On December 14th, 2016, I quoted a rate of 4.0%* in this blog. Today I will quote 3.75%.

It is interesting that 30 year fixed rates have fallen 1/4 percent over the last year even though the Fed has ostensibly increased rates four times.

The Fed increased rates yesterday again and 30-year rates are lower this morning than they were yesterday morning.

Why don’t the Fed’s rate increases push up mortgage rates?

1. Short Term Rates Don’t Always Affect Long Term Rates: The Fed is only increasing the Fed Funds Rate, or the rate banks charge each other for overnight loans. This is a very short term rate, and short term rates don’t always affect long term (mortgage) rates. Borrowers with short term or variable rates (credit cards, car loans, equity lines, etc.) are usually adversely impacted by Fed rate hikes.
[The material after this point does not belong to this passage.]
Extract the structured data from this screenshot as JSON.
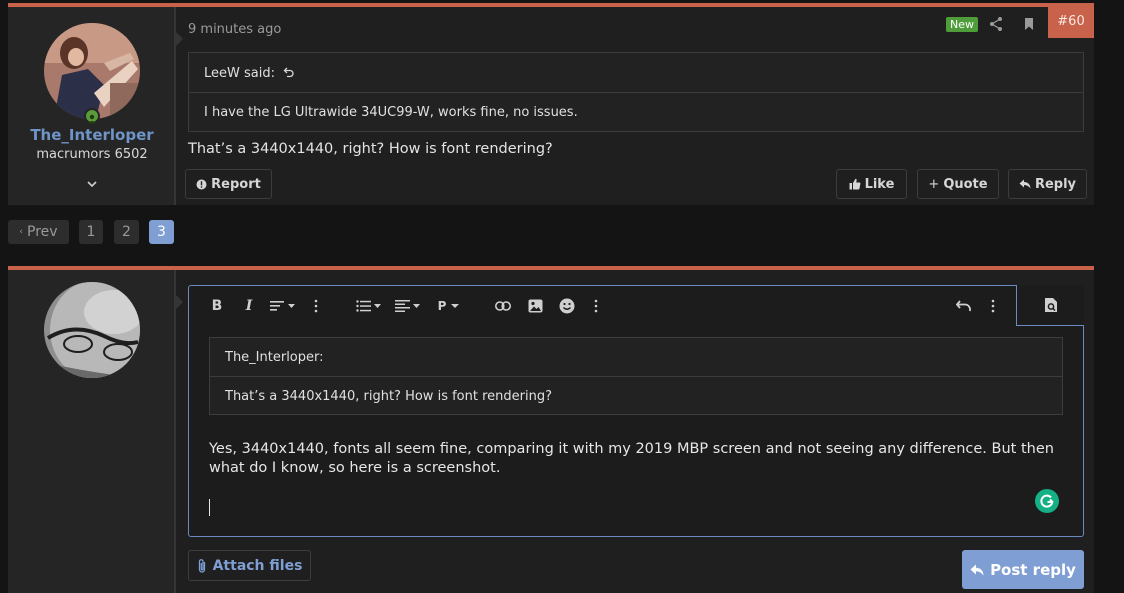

2. Many Factors Influence Rates Besides the Fed:

A. The Fed: The Fed has several tools at its disposal, including the Fed Funds Rate and Open Market Operations (buying and selling bonds), but it often has little control over rates overall.

B. Inflation: Inflation reports can move rates significantly. Rates improved yesterday in fact b/c the Fed cited tame inflation reports in its announcement. If inflation looms, investors demand higher rates to offset its effects.

C. Geo-political strife: Wars, skirmishes, and major financial crises all send investors to “quality” (out of stocks and into bonds), often pushing rates down significantly.

D. Economic News: Good economic news usually moves rates up, while bad news moves rates down. This is b/c good news usually pushes investors out of bonds and into stocks (reduced demand for bonds increases rates), and b/c good news increases the likelihood of more rate increases by the Fed.

E. Demand for Credit or Bank Loans: This has not been an issue in recent years, but if businesses and individuals increase their demand for bank loans overall, rates usually increase. This could happen for example if the economy heats up as a result of an effective tax reform, according to some commentators.

There are many other factors that move rates as well, but the main point is that the Fed is hardly the only factor influencing interest rates. And finally, as we discussed here, higher rates can be a good thing.